There's a lot more to fret about than the budget deficit
Whoever wins the looming election will inherit a quite uncertain outlook, in which the economy may well slow further and unemployment rise faster over the next few years.
If so, all the politicians' wrangling over "debt and deficit" will be of little relevance and no help. That's the conclusion I drew from Reserve Bank governor Glenn Stevens' surprisingly sombre speech this week, in which he switched from glass half-full to glass half-empty.
If you didn't get that message, it's probably because it was missed in the financial markets' usual obsession with looking for hints about the next move in interest rates and the media's obsession with searching for criticism of the politicians - real or imagined.
Stevens warned that, in our efforts to get economic growth back to its trend rate of about 3 per cent a year - which is necessary to stop unemployment continuing to worsen - "the challenges ahead are substantial". What's more, those challenges will continue for "the next few years".
His speech explained those challenges. You know the basic problem: ensuring the rest of the economy takes up the slack as the stimulus from the mining investment boom tails off.

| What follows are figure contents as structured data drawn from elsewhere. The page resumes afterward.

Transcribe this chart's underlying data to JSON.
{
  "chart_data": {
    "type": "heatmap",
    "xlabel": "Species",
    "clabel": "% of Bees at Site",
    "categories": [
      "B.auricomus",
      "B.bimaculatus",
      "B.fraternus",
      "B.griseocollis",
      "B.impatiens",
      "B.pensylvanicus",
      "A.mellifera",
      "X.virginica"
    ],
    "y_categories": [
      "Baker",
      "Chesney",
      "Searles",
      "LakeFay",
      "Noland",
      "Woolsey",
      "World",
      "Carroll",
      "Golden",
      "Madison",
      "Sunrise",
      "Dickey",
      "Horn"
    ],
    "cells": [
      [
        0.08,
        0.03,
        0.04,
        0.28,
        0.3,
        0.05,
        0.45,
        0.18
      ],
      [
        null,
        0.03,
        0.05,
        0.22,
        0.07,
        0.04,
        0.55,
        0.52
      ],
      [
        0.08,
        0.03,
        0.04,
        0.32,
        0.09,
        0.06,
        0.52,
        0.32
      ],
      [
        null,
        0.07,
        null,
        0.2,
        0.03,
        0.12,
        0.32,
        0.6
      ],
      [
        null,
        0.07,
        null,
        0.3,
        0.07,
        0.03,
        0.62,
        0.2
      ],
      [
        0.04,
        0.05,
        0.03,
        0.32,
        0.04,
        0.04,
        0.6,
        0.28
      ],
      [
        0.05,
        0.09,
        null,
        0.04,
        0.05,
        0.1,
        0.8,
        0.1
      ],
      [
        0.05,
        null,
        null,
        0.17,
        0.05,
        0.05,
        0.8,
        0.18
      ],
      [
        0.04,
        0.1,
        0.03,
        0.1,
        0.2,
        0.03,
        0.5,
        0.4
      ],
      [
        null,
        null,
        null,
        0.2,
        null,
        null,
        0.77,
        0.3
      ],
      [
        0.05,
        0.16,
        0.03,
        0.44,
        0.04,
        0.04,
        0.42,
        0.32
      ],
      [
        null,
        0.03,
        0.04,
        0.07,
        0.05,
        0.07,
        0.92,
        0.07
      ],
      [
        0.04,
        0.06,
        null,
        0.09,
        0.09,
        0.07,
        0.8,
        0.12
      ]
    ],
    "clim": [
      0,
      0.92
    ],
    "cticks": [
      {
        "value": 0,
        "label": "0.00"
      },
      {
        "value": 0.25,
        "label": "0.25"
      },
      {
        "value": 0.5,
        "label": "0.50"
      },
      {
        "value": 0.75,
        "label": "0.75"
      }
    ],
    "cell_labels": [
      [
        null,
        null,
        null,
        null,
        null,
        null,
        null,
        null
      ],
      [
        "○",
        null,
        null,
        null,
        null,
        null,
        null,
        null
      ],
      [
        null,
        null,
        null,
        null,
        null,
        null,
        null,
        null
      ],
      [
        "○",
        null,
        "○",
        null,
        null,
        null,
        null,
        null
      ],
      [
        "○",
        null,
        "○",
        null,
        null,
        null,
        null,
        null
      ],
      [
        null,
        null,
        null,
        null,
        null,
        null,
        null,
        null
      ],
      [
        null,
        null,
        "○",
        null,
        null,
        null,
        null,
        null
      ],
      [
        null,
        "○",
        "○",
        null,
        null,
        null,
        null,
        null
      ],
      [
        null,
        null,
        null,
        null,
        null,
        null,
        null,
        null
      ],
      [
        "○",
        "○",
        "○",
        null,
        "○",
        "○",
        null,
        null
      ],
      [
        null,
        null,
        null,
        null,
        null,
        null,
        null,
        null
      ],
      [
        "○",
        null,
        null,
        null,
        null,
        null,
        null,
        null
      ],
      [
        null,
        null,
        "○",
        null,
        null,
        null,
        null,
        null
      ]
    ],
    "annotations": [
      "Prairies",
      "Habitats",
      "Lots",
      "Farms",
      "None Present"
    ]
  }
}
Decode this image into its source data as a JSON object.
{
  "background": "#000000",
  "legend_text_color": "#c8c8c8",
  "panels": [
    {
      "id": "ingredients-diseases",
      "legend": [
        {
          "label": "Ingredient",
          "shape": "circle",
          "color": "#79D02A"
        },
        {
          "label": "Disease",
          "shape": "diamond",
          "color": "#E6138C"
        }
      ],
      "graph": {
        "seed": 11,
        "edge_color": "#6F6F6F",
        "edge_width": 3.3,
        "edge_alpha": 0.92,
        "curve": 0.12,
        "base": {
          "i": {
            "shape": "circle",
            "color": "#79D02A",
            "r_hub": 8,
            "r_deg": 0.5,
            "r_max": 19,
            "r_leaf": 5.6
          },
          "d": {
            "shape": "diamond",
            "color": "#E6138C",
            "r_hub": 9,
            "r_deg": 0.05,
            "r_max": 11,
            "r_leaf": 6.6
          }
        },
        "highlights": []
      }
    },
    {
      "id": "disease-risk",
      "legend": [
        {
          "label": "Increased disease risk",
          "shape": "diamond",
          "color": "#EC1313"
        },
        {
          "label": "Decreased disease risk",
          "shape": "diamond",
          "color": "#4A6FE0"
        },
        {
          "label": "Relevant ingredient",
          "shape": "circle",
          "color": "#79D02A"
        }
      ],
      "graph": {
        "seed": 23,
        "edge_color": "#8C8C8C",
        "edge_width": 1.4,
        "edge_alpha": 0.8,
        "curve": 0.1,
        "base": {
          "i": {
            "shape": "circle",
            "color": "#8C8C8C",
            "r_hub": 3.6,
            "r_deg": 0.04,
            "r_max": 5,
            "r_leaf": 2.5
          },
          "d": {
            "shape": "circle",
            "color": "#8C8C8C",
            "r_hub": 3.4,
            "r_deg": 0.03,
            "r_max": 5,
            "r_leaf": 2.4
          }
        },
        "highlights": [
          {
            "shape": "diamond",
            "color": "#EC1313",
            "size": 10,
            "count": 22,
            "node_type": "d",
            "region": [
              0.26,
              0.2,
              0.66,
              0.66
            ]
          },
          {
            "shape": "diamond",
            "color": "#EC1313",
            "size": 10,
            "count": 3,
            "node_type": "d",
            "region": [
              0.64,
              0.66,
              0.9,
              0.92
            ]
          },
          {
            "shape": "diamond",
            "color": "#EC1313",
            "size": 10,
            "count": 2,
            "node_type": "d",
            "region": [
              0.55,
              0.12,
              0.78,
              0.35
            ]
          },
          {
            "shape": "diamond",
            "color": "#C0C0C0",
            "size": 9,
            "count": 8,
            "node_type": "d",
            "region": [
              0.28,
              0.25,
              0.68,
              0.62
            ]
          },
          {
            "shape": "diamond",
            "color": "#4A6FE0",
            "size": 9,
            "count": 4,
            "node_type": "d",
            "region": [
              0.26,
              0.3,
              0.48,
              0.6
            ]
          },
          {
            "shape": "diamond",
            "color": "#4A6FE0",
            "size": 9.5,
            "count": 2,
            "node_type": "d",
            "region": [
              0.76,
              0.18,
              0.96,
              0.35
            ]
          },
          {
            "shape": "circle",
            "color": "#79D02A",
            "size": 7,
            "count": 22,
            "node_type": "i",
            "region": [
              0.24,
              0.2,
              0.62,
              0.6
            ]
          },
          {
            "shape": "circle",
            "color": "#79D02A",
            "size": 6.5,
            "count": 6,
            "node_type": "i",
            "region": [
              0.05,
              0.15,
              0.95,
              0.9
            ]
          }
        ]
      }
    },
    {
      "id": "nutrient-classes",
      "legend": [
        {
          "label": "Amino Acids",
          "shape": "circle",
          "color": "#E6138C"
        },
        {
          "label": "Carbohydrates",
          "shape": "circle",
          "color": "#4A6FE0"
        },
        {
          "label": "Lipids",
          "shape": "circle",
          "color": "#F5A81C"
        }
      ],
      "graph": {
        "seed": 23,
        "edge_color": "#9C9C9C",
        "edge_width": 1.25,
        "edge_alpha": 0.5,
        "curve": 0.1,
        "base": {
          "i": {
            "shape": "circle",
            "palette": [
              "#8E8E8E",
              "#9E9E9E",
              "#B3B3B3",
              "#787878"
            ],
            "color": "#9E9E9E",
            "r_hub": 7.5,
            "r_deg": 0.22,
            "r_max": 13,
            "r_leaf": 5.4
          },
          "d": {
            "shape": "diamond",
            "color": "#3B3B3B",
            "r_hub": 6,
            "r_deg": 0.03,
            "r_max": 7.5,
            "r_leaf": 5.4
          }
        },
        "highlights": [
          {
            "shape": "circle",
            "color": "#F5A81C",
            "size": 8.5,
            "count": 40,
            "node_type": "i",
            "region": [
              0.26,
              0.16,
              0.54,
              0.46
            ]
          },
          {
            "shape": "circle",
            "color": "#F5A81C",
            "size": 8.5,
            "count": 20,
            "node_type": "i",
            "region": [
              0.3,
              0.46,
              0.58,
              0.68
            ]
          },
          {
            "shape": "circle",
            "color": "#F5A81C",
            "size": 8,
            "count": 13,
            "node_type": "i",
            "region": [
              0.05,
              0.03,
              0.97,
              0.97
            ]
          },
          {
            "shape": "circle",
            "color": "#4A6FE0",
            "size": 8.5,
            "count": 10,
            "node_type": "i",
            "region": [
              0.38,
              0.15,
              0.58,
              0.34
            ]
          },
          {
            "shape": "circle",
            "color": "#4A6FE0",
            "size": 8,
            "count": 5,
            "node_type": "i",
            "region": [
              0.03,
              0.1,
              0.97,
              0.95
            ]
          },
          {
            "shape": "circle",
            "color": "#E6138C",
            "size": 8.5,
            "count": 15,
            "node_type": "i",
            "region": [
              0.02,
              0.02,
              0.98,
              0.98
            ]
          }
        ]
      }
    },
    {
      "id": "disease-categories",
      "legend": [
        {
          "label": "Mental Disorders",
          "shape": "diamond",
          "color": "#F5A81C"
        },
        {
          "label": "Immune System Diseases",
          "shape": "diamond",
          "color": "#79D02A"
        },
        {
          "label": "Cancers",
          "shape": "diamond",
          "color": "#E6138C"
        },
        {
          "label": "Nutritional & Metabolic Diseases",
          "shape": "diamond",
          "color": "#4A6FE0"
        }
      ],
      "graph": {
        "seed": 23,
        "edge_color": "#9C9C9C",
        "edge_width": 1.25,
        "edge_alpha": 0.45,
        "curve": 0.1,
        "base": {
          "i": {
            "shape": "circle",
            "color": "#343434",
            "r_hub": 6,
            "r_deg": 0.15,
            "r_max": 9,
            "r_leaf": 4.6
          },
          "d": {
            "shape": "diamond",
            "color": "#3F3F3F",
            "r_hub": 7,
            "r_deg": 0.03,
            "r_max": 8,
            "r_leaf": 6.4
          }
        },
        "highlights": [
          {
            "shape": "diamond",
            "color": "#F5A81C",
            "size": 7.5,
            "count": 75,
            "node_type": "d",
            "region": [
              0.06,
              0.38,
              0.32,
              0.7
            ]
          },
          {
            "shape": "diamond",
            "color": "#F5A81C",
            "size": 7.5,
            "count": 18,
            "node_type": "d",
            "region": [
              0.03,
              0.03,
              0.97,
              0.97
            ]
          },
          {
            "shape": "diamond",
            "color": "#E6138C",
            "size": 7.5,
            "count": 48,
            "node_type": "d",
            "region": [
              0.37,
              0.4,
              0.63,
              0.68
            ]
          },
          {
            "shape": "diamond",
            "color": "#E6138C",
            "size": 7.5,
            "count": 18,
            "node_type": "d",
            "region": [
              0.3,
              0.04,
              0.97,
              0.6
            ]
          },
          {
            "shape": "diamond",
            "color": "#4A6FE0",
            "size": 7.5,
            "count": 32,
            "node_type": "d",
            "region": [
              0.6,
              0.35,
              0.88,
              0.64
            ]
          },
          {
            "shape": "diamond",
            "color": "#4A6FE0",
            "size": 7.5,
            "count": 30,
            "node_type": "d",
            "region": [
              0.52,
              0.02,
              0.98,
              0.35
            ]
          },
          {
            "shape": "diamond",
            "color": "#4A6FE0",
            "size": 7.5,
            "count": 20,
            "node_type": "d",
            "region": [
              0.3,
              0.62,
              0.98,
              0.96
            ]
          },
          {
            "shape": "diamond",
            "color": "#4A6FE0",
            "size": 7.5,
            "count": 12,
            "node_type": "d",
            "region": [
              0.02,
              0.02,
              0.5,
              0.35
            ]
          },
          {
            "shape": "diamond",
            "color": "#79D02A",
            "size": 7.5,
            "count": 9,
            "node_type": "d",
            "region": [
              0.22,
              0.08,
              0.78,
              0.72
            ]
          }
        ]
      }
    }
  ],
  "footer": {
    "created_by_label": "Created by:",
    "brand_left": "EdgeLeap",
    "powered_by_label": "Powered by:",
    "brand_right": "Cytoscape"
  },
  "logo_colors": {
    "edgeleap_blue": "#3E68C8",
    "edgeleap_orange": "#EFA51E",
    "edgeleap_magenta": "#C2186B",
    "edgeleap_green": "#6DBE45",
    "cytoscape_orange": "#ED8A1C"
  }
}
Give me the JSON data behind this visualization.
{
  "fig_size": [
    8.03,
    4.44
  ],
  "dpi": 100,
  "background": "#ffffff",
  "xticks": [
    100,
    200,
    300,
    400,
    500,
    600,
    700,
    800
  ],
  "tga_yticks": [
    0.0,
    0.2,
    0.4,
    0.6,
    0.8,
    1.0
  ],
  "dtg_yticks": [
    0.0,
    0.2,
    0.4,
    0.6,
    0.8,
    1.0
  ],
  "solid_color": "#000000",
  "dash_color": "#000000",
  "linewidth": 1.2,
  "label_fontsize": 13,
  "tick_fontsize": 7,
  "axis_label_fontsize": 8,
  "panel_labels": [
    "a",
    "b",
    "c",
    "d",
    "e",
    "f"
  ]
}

The first uncertainty is the future path of mining investment spending, which "rose from an average of about 2 per cent of gross domestic product, where it had spent most of the previous 50 years, to peak at about 8 per cent".
Presumably, that means it could eventually fall by a massive 6 per cent of GDP. But over what period? We don't know. All Stevens knows is that "that big rise is now over, and a fall is in prospect, with uncertain timing. It could be quite a big fall in due course."
Spending on the construction of new mines and facilities could stay on a plateau for a while, or it could just keep falling. If it plateaus, it makes no contribution to growth; when it falls, it subtracts from growth.
Meanwhile, what have we got going for us on the upside? Stevens advises that, "at this stage, global growth is sub-par". So, not much help from the rest of the world.
The much awaited fall in the dollar has improved the price competitiveness of our trade-exposed industries, which should allow them to produce more. "It would not be a major surprise if a further decline occurred over time," he says, "though, of course, events elsewhere in the world will also have a bearing on that particular price".
In particular, how soon and how far the Aussie falls will be influenced by how much more "quantitative easing" (creation of money) we see in the developed economies, particularly the US.
And then, of course, there's the stimulus to the non-mining economy from the easing in monetary policy. Since late 2011, the Reserve has cut the official interest rate by 2 percentage points to 2.75 per cent (with another click likely on Tuesday).
So monetary policy is "very accommodative," Stevens tells us, "by historical metrics, at least".
Huh? It turns out that, in our present circumstances, low interest rates don't pack the punch they used to, so we're not going to get as much increase in activity as usual.
Why not? Because, Stevens reminds us, we're not just coping with the aftermath of one boom, but two. The other is the end of the "credit boom".
You'd expect unusually low interest rates to encourage increased spending, particularly on those things that are usually bought on credit: consumer durables, homes and (non-mining) business investment.
But Stevens warns that while "some strengthening in consumption from recent rather subdued growth rates is a reasonable expectation ... we should not expect a return to the sorts of growth seen in the 1995 to 2007 period".
Why not? Because that period, in which consumer spending grew much faster than household income, was a product of the housing credit boom that largely preceded the resources boom. Households borrowed heavily to buy homes, thereby pushing up household debt levels and the prices of homes.
Ever-rising house prices (but also rising share prices) left households feeling ever wealthier, encouraging them to reduce their rate of saving and thus to allow their consumption to grow faster than their income.
In the aftermath of the credit boom - when share prices fell a lot and house prices fell a bit - households felt poorer and became more concerned about their high levels of debt. They thus began increasing their saving and trying to reduce their debts.
The household saving rate has now been steady at about 10 per cent of household disposable income for several years, meaning consumer spending has grown (and, as a matter of arithmetic, could only grow) at the same rate as household income.
Some people think the rate of household saving is unusually high and is the product of low consumer confidence, meaning it should fall when consumers cheer up, causing - again as a matter of arithmetic (because income equals consumption plus saving) - consumption to grow faster than income.
But Stevens says consumer confidence is neither weak nor strong and warns that the present saving rate isn't high, it's just back to normal. As well, "it would seem unlikely that we could bank on a resumption of sustained growth in assets [prices]", thus causing rising wealth to lead people to save less.
The household sector's apparent conclusion that its level of debt should go no higher makes it unlikely low interest rates will touch off another housing boom, although this "does not preclude prudent levels of borrowing by new entrants to the housing market, or by investors" (as existing borrowers continue paying down their mortgages).
As for non-mining business investment, its healthy growth is "by no means a certainty" and "looks like it is a while off yet".
Doesn't sound to me like a prospect where the highest priority of whoever wins the election should be getting the budget back to surplus.